Plus de 2 600 tonnes de vivres distribuées

En réponse à ces difficultés, l’organisation a distribué 1 919 tonnes de vivres à 172 710 personnes lors de cérémonies religieuses, et 681 tonnes de riz à 6 810 ménages affectés par des chocs tels que les inondations ou les déplacements en Casamance. Au total, 2 600 tonnes de vivres ont été distribuées à 234 000 bénéficiaires.
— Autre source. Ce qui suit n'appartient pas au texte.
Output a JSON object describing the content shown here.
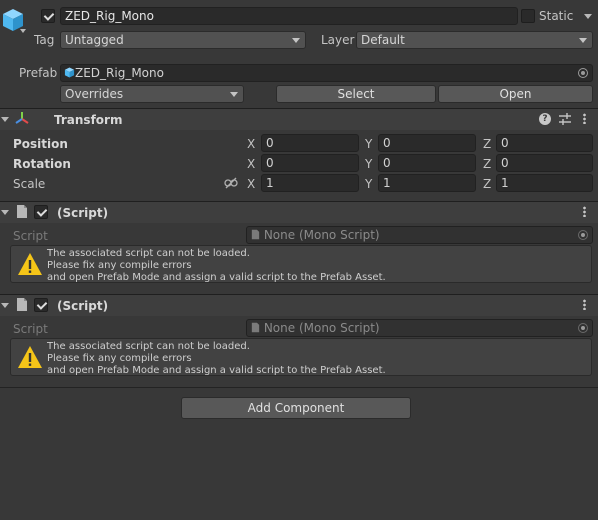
{
  "object": {
    "name": "ZED_Rig_Mono",
    "active": true,
    "static_label": "Static",
    "static_checked": false
  },
  "tag": {
    "label": "Tag",
    "value": "Untagged"
  },
  "layer": {
    "label": "Layer",
    "value": "Default"
  },
  "prefab": {
    "label": "Prefab",
    "asset": "ZED_Rig_Mono",
    "overrides": "Overrides",
    "select": "Select",
    "open": "Open"
  },
  "transform": {
    "title": "Transform",
    "position": {
      "label": "Position",
      "x": "0",
      "y": "0",
      "z": "0"
    },
    "rotation": {
      "label": "Rotation",
      "x": "0",
      "y": "0",
      "z": "0"
    },
    "scale": {
      "label": "Scale",
      "x": "1",
      "y": "1",
      "z": "1"
    },
    "axis_x": "X",
    "axis_y": "Y",
    "axis_z": "Z"
  },
  "scripts": [
    {
      "title": "(Script)",
      "field_label": "Script",
      "field_value": "None (Mono Script)",
      "enabled": true,
      "warning": [
        "The associated script can not be loaded.",
        "Please fix any compile errors",
        "and open Prefab Mode and assign a valid script to the Prefab Asset."
      ]
    },
    {
      "title": "(Script)",
      "field_label": "Script",
      "field_value": "None (Mono Script)",
      "enabled": true,
      "warning": [
        "The associated script can not be loaded.",
        "Please fix any compile errors",
        "and open Prefab Mode and assign a valid script to the Prefab Asset."
      ]
    }
  ],
  "add_component": "Add Component",
  "icons": {
    "object": "cube-icon",
    "transform": "transform-axes-icon",
    "script": "file-icon",
    "warning": "warning-triangle-icon",
    "help": "help-icon",
    "presets": "sliders-icon",
    "menu": "kebab-menu-icon",
    "link": "unlinked-scale-icon"
  },
  "colors": {
    "background": "#383838",
    "field": "#2a2a2a",
    "warning": "#f5c518",
    "cube": "#4fb8f0"
  }
}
Tensions sur les céréales et partenariats renforcés

Le rapport pointe une hausse de 10 % des prix du riz local et des tensions sur l’approvisionnement en céréales, aggravées par les restrictions à l’exportation dans les pays voisins. Au 6 janvier 2025, 544 250 kg de riz restaient disponibles dans les entrepôts.

Pour pallier ces tensions, le CSAR a collaboré avec l’Agence régionale pour l’agriculture et l’alimentation (ARAA) de la CEDEAO pour constituer un stock de 1 668 tonnes.

Des défis structurels à relever

Le CSAR dispose de 71 magasins d’une capacité totale de 86 000 tonnes, dont plusieurs nécessitent une réhabilitation. Le rapport signale aussi des difficultés financières, avec un budget annuel de 2 milliards FCFA, dont 1,77 milliard exécuté, jugé insuffisant face aux besoins croissants.

Des partenariats ont été renforcés avec le PAM, la JICA et l’Arabie Saoudite, afin de diversifier les financements et faire face à la dépendance aux aides alimentaires externes.

Pour 2025, le CSAR ambitionne de diversifier ses sources de financement, de reconstituer le stock national de sécurité alimentaire et de renforcer ses capacités. Le rapport recommande également une augmentation des budgets, la modernisation des infrastructures, et le renouvellement du parc logistique pour une réponse plus efficace et durable aux crises alimentaires.